On World Mental Health Day, Bengaluru Football Club announced that it will provide players and staff at the club with on-call professional mental health help. The programme – Care around the corner – was launched by the club to improve awareness of mental health in sports circles. "The programme entails bringing on board a professional mental health expert who will conduct regular sessions with the first team and staff, along with sessions for the academy teams. The players and staff will also have access to the mental health expert for one-on-one consults at all times by way of video sessions," Bengaluru FC said in a statement.
The programme also comes at a time sports, including the Indian Super League (ISL) tournament, will be taking place in COVID-19 bubbles in one location. Sports teams including the cricket team Royal Challengers Bangalore have also invested in getting mental health experts on-board.
Rangers FC first created the ‘Care Team’ in September 2019 to help those associated with the club maintain good mental health. Bengaluru FC, which shares a partnership with Scottish football club Rangers FC will also have a team of mental health experts from Rangers conduct workshops with the staff and team members. In September 2019, Rangers had announced the creation of the 'Care Team' to help people associated with the club to maintain their mental health.
“Mental health in sport is such an important conversation, but it’s also one that we don’t have as much as we should in Indian sport. We felt a definite need to add this aspect to the team for this season, and every season going forward," Bengaluru FC CEO Mandar Tamhane said.

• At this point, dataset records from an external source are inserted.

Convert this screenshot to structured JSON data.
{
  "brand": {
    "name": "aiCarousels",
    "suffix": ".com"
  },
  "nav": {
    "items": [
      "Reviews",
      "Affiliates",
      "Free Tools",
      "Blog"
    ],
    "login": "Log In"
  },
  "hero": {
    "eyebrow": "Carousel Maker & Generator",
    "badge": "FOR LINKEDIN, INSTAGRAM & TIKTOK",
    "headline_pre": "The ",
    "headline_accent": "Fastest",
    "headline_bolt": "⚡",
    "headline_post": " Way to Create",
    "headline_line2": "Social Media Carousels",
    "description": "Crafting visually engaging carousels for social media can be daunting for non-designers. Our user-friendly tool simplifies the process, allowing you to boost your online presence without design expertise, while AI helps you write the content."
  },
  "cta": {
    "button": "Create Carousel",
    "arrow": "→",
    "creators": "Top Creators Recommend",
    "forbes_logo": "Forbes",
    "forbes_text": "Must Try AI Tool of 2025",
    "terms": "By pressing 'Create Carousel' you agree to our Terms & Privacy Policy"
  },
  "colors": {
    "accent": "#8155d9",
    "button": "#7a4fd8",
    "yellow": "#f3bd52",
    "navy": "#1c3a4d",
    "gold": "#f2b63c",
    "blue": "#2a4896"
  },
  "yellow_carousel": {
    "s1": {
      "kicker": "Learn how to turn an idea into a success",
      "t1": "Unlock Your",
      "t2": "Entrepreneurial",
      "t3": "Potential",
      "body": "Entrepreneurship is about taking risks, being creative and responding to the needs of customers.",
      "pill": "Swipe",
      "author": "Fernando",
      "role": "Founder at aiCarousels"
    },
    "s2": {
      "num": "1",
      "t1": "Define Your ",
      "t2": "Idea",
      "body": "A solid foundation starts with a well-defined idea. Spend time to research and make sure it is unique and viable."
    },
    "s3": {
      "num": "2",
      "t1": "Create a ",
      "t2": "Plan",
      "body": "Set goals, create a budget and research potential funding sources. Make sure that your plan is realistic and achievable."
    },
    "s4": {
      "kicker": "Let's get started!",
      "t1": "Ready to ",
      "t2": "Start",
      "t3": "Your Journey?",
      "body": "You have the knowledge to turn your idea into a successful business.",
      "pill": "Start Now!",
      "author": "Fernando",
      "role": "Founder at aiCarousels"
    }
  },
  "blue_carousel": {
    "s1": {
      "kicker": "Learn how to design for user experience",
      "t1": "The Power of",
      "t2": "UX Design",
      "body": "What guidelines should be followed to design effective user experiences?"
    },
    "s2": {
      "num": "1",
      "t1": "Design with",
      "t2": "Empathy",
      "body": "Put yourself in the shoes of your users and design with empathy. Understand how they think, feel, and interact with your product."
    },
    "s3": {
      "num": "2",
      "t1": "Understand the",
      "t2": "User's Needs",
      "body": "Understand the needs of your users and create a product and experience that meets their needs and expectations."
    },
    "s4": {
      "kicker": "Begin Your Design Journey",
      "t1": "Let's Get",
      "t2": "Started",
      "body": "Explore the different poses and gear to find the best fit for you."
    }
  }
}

India and Bengaluru FC goalkeeper Gurpreet Singh Sandhu, who has been vocal about the importance of mental wellness and seeking professional help in the past, said that the programme will benefit the team as it will provide a non-judgemental space for players to open up.
“I think it'll be great. I want every player and staff member to use this as an opportunity to become better and have a better understanding about your own self, because as men and as football players we are always told to be strong and not feel. I think it is important to have a safe and a non-judgmental space in a professional club so that players can open up and look after themselves and those around them,” Gurpreet Singh Sandhu said.